My Mother Talks about Caribou

Artist

Mattiusi Iyaituk
Born in Iyaituk camp, near Akulivik (Cape Smith), Nunavik, in 1950

Title

My Mother Talks about Caribou

Date

2005

Materials

Serpentine, caribou antler

Dimensions

55.5 x 53 x 41 cm

Credits

Purchase, the Canada Council for the Arts' Acquisition Assistance Program and the Serge Desroches Bequest, inv. 2006.78.1-3

Collection

Quebec and Canadian Art

Mattiusi Iyaituk, an artist from Nunavik, has been making sculptures since the age of fourteen. This work depicts his blind mother, Lucy, as she describes the savoury taste of caribou meat, then scarce, to her son. Iyaituk was raised traditionally, living in an igloo and tent in Cape Smith until famine forced his family to give up that way of life and settle in Akulivik.
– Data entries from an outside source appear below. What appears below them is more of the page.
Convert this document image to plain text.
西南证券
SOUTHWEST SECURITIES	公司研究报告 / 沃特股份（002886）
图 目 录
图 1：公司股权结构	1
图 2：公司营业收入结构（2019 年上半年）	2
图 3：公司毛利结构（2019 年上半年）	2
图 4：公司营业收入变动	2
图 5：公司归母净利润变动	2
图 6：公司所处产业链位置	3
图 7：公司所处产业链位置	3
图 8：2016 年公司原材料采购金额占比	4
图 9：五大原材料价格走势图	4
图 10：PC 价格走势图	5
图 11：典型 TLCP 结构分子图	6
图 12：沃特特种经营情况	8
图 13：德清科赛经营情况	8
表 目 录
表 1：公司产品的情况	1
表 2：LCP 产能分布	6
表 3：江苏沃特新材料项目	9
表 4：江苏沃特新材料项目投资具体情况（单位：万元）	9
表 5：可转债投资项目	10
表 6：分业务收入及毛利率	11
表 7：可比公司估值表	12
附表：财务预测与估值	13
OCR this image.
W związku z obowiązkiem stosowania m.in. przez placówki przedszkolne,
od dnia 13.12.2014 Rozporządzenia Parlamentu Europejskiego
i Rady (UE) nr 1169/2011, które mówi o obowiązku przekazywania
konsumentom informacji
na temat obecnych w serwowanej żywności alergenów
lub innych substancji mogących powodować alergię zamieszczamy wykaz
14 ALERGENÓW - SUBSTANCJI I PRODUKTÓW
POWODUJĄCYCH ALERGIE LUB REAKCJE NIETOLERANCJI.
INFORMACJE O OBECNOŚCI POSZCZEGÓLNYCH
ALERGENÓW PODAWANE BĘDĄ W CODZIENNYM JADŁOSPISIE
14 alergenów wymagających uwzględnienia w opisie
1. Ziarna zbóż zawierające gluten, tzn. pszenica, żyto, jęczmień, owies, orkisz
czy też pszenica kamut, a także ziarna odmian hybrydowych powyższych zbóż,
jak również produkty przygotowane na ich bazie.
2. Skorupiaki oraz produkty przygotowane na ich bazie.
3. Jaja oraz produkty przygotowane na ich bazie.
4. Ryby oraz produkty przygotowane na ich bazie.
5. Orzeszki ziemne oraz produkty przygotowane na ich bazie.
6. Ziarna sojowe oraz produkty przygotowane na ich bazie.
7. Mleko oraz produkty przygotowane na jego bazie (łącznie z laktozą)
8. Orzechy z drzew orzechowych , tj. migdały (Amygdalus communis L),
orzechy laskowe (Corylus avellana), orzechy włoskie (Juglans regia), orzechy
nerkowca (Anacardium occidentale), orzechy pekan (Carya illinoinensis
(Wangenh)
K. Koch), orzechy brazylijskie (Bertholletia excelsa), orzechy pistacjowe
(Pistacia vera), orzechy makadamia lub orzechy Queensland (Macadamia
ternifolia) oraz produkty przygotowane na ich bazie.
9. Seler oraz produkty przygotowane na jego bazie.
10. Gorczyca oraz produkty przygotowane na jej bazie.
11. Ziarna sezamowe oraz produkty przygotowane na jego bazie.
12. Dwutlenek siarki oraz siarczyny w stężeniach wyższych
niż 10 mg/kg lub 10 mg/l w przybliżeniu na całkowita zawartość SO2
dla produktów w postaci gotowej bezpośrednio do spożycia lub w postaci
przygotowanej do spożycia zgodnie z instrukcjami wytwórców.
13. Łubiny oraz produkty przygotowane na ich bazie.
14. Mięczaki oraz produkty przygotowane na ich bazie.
Caribou meat – along with that of seal and narwhal – has been the staple of Inuit subsistence for thousands of years. According to the artist, the antlers used for the arms can be seen as a reference to Lucy’s eloquent and powerful gestures. The sculpture also illustrates body transformation and the practice of Inuit shamanism: as the woman gesticulates to describe the caribou, her outstretched arms transmute into the animal.